Note: supersaturation can only occur when gas goes into solution at pressure greater than 1 A. If gas goes into solution at the surface (1 A), then it can flow down to great depths without a change in gas pressure.
Dissolved oxygen must be measured frequently by the recirculation aquaculturist because of its life or death importance. The "gold standard" of oxygen measurement is the Winkler titration. In skilled hands, it can determine DO with precision down to 0.02 mg/L. Fish farmers do not need this level of precision, and therefore use simpler methods. DO meters use an electrode to give digital readouts of oxygen content. They can be set up to run continuously and be a part of an alarm and emergency life support system. They are also expensive and must be calibrated and maintained to be accurate. Nevertheless, they are present in all large aquaculture ventures. Smaller fish farms use DO kits with simplified "count the drops" modifications of the Winkler method.
Oxidation reduction (or redox) potential is the proportion of oxidized substances to reduced substances in a particular system. The potential part of the name means that it is expressed as the ability to oxidize or reduce another system. That is, a system with a given redox potential can undergo a reduction and oxidize a system of lower redox potential or be oxidized by reducing a system with a higher potential. Remember, oxidation is the loss of electrons and reduction is the gain of electrons. Redox potential is therefore the ability of something to give or receive electrons relative to something else. Not surprisingly, then, the units are volts. Meters that measure pH do it by measuring electrons (hydronium has them, hydroxyl does not) and so many of those can also be set to read out in ORP (which is affected by pH, so ORP readings are always corrected to a pH of 7). This has been technical, now let's consider ORP in nature and aquaculture. Redox potential can measure how reduced and anaerobic sediments are relative to the water over them. At the surface of the mud exposed to oxygenated water the redox potential would be in the range of 250 to 500 mV. This oxidized layer would extend a fraction of an inch into the sediment where it would change in color from brown to black as the redox potential fell into the negative range, once it reached -400 mV, the sediment is strictly anaerobic. Because hypoxic conditions give a negative reading, the ORP index has been referred to as a "pollution index", since water receiving organic pollution (sewage) tends to be more hypoxic.

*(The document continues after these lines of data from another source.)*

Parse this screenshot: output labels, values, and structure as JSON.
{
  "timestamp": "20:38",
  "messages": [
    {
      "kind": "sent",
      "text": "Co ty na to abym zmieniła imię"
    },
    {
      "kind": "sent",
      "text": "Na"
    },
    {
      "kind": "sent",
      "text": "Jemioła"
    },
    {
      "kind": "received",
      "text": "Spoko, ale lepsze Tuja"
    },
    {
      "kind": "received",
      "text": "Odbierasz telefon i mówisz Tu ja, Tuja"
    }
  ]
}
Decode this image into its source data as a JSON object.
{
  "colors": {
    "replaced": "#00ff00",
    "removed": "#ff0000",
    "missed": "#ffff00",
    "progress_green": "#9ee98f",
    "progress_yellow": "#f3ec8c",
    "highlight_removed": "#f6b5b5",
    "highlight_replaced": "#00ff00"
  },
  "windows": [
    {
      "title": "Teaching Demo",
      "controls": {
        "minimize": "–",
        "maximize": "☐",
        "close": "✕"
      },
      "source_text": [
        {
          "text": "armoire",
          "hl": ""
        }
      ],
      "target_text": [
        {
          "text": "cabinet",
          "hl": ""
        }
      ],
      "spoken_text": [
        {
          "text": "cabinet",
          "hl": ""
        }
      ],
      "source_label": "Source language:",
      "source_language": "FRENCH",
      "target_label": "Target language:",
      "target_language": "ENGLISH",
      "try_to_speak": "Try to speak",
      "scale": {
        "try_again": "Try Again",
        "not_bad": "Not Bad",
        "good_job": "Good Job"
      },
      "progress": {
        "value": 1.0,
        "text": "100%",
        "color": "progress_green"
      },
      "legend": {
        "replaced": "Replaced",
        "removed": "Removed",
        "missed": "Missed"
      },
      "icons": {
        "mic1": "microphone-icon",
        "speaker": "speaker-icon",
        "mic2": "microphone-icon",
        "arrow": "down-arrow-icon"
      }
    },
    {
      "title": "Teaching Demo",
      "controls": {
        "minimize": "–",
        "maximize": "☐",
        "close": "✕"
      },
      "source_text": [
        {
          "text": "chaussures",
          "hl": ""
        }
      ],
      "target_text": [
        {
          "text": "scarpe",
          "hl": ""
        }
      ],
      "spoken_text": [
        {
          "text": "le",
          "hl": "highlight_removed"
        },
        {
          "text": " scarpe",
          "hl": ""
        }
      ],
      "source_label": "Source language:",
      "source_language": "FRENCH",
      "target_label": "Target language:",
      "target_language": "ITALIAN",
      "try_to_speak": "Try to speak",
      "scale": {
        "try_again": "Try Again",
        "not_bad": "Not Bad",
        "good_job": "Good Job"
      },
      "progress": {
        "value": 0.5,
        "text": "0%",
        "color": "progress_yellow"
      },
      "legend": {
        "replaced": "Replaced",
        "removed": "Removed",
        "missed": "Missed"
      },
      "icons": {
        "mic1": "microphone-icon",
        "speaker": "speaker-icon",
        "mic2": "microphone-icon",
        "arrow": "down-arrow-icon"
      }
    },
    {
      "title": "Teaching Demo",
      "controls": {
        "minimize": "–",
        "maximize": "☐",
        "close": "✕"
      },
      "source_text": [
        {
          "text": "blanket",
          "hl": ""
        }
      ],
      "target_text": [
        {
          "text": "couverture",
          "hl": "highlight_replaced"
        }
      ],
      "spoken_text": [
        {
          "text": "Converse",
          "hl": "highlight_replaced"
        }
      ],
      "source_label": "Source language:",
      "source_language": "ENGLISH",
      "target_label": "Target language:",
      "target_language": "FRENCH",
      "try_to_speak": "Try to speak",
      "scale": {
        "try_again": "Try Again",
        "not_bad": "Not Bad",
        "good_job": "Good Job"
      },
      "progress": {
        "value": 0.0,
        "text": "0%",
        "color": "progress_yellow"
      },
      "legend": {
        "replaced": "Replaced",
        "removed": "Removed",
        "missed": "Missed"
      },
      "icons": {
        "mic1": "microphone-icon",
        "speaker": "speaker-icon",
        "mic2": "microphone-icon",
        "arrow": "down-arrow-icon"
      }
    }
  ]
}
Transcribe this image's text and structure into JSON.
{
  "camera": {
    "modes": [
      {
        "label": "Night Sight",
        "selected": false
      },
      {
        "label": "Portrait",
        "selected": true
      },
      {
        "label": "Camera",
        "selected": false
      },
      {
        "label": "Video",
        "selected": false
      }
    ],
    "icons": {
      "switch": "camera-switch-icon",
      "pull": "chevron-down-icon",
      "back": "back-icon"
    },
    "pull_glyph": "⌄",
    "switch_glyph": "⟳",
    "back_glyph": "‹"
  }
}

This an over simplification, because hypoxic and anaerobic conditions are part of pristine, natural ecosystems and are not necessarily caused by pollution, but certainly low ORP readings from the water column (as opposed to the sediments or biofilter) indicate a level of reducing substances that can have negative affects on fish. Increasing oxidized substances, either through increasing aeration or by the addition of an oxidizing agent (potassium permanganate) will increase ORP.